Hail! great, gritty, grimy hands --
Sweet Christ, pity toiling lands!
I am the Smoke King
I am black.
Analysis of Poem
"The Song of the Smoke" centers on multiple themes, some include race and good and evil. In considering the first theme, the poem redefines racial assumptions currently held by both blacks and whites. The poem presents the image of a defiant black man, expressing his ideas clearly about the oppression of his race while simultaneously embracing his blackness. The theme of good and evil is reflected in the language of the poem. The word "black" has a dictionary reference to both African ancestry and the "mysteries of evil." On the other hand, the term "white" refers to Caucasian and "virginal purity." Du Bois examines the morality of both races, evaluating the stereotypical attitude
towards blacks and the attitude towards whites.
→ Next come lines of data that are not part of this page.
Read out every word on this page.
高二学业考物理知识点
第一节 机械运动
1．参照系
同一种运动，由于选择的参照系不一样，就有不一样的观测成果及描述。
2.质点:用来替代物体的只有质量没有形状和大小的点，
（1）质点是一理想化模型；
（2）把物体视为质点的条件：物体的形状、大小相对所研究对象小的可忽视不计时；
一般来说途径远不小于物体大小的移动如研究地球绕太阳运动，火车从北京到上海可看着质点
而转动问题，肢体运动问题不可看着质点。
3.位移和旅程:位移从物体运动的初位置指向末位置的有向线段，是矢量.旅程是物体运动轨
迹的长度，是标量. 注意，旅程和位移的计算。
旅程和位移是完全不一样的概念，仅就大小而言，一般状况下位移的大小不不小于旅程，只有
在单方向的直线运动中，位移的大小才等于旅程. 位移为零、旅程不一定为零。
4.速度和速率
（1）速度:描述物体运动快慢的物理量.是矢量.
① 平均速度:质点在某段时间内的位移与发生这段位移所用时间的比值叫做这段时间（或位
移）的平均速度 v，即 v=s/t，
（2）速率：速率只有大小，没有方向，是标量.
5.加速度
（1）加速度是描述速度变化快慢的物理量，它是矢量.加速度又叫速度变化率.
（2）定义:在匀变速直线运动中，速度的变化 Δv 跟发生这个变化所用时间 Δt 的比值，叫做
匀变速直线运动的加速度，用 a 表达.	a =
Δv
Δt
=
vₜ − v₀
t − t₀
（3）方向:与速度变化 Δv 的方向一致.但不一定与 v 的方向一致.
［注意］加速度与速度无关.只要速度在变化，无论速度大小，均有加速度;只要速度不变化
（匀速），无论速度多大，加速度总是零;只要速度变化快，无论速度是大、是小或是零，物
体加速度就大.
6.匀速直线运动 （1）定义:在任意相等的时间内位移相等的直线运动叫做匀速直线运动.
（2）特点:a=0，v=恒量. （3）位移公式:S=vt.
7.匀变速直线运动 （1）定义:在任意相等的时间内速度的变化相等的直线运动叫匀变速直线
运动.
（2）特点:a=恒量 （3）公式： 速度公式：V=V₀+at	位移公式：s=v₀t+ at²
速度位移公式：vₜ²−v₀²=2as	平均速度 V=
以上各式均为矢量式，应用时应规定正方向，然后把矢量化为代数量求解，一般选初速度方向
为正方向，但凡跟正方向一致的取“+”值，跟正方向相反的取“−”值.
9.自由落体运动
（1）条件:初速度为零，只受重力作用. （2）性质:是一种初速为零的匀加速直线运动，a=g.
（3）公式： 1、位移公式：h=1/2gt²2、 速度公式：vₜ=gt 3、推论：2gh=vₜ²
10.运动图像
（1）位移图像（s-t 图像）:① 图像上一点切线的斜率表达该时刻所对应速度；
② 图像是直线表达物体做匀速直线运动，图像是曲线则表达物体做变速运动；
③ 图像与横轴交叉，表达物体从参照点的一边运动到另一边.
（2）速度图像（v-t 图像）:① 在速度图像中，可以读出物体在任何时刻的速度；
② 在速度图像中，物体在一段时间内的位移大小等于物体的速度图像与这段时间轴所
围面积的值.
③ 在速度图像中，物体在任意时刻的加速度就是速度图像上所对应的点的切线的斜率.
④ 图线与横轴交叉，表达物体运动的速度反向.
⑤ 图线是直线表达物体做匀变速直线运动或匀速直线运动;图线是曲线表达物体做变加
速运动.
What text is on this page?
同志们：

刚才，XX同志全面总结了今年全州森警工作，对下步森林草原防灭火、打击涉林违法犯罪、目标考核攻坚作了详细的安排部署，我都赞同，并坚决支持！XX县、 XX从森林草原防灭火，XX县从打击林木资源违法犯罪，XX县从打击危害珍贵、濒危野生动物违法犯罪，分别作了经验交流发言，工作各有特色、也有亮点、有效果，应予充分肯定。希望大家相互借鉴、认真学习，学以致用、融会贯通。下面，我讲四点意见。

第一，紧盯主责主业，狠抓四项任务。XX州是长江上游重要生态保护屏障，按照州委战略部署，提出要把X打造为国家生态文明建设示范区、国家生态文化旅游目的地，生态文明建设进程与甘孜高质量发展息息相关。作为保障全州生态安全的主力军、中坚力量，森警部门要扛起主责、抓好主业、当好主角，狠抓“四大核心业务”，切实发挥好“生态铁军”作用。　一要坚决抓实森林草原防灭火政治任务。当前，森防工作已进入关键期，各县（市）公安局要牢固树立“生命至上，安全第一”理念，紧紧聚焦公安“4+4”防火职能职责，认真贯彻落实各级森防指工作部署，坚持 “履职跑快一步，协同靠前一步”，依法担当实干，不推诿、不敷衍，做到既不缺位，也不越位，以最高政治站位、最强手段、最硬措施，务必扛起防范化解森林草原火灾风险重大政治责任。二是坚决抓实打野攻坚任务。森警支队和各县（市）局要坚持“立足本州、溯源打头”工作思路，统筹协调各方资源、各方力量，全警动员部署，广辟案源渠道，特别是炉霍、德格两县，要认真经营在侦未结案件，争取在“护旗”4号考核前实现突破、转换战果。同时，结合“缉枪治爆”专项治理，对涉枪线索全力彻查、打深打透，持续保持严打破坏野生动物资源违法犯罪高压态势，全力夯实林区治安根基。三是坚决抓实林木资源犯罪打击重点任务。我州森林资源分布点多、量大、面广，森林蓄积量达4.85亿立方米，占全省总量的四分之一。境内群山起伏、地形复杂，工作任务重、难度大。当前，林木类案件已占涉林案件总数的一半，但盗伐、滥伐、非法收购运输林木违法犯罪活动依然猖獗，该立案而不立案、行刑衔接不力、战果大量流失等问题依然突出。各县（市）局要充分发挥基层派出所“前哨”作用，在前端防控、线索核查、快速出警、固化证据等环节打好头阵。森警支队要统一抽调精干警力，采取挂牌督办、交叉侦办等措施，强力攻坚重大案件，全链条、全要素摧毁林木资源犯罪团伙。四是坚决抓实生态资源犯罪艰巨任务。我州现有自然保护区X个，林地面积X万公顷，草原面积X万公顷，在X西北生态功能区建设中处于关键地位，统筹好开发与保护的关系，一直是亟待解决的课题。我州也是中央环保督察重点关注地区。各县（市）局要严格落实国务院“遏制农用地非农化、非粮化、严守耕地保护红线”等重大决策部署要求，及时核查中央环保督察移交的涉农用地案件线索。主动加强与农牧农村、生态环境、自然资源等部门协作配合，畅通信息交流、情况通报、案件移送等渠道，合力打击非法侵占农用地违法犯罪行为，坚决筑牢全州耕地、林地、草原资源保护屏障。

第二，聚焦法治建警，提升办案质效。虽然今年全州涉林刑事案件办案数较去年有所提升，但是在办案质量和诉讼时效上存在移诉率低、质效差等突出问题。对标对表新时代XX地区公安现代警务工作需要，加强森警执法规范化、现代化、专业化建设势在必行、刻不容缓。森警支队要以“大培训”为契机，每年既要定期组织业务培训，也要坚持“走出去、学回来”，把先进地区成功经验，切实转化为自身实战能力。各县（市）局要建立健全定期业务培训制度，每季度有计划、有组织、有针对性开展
He suggests that neither race possesses just one color. He also believes that like smoke, blacks have a great presence.
Bio of Author
He was born into a community of free blacks in Great Barrington, Massachusetts, in 1868, and after his mother’s death, he was given a scholarship by the primarily white town although he had deeply desired to go to Harvard. While Du Bois had long believed that education and a sense of purpose were all that blacks needed to gain a place as Americans after having been freed from slavery in 1865, his education at Fisk was twofold. He also was made acutely aware of “the color line” in the South, and realized it would take far more than the higher education of African Americans to overcome this barrier.In 1895, Du Bois became the first African American to receive a Ph.D. from Harvard. He turned to other forms of writing, including poetry, to present his theories and beliefs regarding “the problem of the color line,” which he considered the major problem of the twentieth century. He further took responsibility for bringing this message to the public by editing the magazines, all of which introduced the work of many new black writers, including Langston Hughes and Zora Neale Hurston. Du Bois was one of the first African Americans to foster the idea of race-consciousness and of the African American as hero. His life’s work focused on the rebuttal of the claim that the African race engendered only slaves and savages unable to make contributions to civilization and American culture. “The Song of the Smoke” clearly stands as an affirmation for African Americans, but it is also a proclamation to America as a whole of the historical and economic significance of African Americans.